Female staff across Kent Police are earning on average 27.5 per cent less than men, according to new data.
This median gender pay gap was the second highest out of 44 police forces in England and Wales, who were required to release figures last week.
The figure was significantly higher than that of neighbouring Sussex Police [15 per cent] while only Derbyshire Constabulary posted a larger pay gap with 28.8 per cent.
But Kent Police has rejected suggestions the result should cause alarm, instead challenging the method by which the data was calculated [see panel].
Mark Gilmartin, Kent Police’s Director of Support Services, spoke out after all companies with 250 or more staff were legally required to release details of their pay gap last week.
He said: “All officers and employees of Kent Police are paid equally for the same positions, irrespective of gender.
“The fact is that there is a higher percentage of male officers than female, and in the same way – there are more women [support] staff than men.”
The framework for police officer pay is set nationally and differences are accounted for by the length of time a person has worked in their job.
Kent Police recorded a mean pay gap of 13.6 per cent.
The force employs 3,227 officers, 72.1 per cent of whom are men, and 2,388 [usually lower paid] police staff, 60.8 per cent of whom are women.
Figures also showed the lack of women in top roles, with females filling two out of 21 superintendent positions, ten out of 47 Chief Inspector roles and 37 out of 165 inspector roles.
There was also found to be a 24.4 per cent mean gender pay gap for bonuses staff received, with men taking an average £689 and women £521.
Mr Gilmartin added: “Female police officers are represented well in more senior ranks, however, there is more work to do.
“Addressing the disparity in representation at senior police officer levels will take time, but measures are already in place to help close the gap at Kent Police.
“We are committed to increasing the proportion of females in management and specialist roles.
“Kent Police continues to maximise opportunities for woman in higher graded roles, whilst offering internal support processes to actively encourage women to apply for developmental and promotional roles.”
Kent Police told the Times that Police and Crime Commissioner Matthew Scott ‘had nothing to add’ and did not wish to comment.
How accurate are the figures?
The median is found by ranking individual salaries for both genders in ascending order and picking the middle value.
It was considered the most accurate comparison measure and was used widely in media when all companies of 250 or more staff released their data last week.
However, the measure has been criticised for not addressing the gap in similar job roles.
Kent Police also made reference to the mean average which, in this case, added together all of the salaries and divided by the number of people.
This found a 13.6 per cent pay gap.
Police diversity statistics are also revealed
JUST 6.2 per cent of Kent Police’s entire workforce is non-white British.
Diversity statistics, released alongside the gender pay gap report, found 179 out of 3227 officers was non-white British and 167 out of 2388 for police staff.

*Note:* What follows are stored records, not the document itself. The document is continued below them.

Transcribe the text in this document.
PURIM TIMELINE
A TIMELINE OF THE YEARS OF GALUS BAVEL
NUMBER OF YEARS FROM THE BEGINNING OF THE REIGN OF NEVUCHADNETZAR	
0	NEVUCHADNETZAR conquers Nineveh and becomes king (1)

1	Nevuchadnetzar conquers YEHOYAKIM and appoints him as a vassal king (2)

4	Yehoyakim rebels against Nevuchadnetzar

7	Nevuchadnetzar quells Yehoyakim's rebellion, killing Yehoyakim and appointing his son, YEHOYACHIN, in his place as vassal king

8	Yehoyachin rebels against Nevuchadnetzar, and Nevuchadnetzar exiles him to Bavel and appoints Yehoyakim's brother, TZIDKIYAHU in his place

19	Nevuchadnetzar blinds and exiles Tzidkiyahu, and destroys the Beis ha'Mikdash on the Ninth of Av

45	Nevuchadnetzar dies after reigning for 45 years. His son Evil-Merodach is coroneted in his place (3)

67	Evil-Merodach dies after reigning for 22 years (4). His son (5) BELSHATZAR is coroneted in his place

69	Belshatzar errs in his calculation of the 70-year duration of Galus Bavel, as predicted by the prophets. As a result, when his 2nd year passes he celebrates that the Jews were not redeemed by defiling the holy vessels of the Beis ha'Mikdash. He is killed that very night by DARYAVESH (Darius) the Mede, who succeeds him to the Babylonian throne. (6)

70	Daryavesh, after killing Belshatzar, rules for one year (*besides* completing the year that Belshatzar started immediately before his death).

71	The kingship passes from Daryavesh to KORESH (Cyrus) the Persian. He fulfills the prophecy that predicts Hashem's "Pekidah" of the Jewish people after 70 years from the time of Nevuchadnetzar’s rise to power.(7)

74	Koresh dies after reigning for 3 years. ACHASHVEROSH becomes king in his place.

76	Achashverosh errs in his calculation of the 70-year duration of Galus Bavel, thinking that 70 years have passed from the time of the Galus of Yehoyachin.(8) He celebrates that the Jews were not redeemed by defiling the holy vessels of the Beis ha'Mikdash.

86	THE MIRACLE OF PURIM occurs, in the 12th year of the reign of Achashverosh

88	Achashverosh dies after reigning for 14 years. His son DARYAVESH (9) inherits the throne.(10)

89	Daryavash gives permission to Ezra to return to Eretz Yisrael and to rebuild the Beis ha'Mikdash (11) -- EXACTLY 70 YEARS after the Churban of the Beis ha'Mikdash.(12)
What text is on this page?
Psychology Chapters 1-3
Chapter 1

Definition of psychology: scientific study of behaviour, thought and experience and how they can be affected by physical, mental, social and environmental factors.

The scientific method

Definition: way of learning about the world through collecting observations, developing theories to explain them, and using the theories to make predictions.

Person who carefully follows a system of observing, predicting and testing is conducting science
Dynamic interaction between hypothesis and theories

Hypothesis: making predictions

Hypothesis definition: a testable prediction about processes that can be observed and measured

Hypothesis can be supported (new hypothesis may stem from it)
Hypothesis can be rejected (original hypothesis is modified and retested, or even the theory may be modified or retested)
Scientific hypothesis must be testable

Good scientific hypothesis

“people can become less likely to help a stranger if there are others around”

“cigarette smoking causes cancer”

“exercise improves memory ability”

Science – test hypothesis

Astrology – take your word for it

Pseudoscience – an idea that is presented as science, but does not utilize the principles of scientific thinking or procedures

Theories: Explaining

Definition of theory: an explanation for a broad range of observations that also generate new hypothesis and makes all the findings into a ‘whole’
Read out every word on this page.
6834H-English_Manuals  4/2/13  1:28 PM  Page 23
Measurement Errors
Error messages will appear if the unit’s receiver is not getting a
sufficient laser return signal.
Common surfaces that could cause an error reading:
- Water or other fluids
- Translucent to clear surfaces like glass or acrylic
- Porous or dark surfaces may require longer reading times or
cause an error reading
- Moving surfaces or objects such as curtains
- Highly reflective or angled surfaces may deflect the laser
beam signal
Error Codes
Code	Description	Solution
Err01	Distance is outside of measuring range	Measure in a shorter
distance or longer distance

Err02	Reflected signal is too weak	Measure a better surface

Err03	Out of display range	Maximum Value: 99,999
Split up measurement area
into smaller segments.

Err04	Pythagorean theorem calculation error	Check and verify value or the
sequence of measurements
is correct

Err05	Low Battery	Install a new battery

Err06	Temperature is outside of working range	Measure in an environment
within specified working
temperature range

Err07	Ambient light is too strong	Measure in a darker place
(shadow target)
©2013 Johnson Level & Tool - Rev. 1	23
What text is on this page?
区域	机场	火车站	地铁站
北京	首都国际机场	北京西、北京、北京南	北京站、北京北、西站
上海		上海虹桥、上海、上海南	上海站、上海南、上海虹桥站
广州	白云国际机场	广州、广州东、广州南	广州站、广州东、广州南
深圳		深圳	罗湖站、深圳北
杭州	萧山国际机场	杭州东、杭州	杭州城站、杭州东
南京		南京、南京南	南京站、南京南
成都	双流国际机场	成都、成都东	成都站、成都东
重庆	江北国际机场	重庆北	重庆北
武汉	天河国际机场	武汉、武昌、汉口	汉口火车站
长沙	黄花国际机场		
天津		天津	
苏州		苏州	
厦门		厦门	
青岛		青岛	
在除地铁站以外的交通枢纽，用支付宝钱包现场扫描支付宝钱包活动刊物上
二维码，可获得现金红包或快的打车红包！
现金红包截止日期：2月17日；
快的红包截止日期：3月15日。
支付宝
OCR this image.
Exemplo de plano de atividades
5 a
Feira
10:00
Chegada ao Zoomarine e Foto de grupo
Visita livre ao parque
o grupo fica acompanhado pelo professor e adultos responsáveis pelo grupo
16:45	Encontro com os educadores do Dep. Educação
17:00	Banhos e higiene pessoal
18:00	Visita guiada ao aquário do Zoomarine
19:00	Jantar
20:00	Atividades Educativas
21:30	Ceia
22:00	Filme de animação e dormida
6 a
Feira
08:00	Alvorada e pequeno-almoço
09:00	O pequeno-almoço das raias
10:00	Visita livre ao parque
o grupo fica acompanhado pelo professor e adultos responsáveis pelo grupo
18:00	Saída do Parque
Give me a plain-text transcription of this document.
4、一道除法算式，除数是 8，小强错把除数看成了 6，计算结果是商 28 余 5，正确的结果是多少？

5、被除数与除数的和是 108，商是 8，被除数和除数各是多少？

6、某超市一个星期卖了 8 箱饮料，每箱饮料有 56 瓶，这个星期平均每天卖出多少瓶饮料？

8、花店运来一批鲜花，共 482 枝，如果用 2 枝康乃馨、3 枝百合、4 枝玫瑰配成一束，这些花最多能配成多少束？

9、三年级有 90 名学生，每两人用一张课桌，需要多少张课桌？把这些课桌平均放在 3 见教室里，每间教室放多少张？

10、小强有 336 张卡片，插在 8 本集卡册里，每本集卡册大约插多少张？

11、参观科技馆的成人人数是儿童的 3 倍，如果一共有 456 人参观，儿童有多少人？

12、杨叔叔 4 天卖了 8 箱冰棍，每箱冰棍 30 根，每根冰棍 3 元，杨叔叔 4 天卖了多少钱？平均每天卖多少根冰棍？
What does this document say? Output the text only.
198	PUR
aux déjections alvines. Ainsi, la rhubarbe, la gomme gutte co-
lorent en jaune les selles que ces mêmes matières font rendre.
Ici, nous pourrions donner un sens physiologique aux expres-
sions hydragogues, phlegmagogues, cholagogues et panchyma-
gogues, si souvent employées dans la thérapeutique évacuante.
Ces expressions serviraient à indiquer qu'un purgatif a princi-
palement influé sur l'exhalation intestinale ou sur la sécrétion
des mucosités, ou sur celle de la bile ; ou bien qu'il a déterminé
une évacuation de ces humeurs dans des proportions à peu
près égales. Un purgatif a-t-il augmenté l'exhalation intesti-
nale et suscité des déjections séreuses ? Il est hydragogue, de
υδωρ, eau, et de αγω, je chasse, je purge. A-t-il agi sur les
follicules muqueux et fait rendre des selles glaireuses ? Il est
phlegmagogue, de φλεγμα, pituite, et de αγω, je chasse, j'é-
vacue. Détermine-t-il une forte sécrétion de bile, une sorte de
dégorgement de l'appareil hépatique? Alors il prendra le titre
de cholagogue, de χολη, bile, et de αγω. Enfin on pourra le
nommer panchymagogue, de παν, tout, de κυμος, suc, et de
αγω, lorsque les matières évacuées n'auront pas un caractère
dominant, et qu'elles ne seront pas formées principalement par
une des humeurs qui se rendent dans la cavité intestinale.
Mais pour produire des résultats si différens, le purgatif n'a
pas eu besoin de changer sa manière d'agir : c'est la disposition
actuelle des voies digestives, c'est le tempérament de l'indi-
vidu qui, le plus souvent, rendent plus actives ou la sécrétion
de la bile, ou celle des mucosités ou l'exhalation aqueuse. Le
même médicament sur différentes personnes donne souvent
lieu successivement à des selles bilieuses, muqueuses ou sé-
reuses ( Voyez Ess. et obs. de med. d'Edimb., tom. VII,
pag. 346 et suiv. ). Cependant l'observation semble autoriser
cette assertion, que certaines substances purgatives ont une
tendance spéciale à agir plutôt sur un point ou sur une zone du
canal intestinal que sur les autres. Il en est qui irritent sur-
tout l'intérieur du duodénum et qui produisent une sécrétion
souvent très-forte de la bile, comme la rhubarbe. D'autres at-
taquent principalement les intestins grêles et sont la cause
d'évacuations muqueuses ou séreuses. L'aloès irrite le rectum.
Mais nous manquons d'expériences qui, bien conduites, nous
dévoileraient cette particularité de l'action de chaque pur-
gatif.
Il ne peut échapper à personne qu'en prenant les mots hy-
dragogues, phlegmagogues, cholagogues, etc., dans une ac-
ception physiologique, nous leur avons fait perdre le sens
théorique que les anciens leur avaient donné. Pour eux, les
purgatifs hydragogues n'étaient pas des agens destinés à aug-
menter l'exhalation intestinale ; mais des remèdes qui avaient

A pay gap of 5.3 per cent was found between white British staff and those of ‘any other ethnicity group’.
In addition, 4 per cent of police staff and officers have a self-declared disability.
A spokesman said: “These relatively small proportions, although in line with national figures, can make valid conclusions difficult in some areas of detailed analysis.”
Fewer female firefighters
A GENDER imbalance within Kent Fire and Rescue, where just 5 per cent of front line staff are women, has angered a union.
The Fire Brigades’ Union for the South East is publicising results of a Freedom of Information request, which shows women fill 42 out of 780 firefighter positions.
Kent Fire and Rescue said that 76 per cent of control room staff are female and have encouraged women interested in becoming a firefighter to find out more.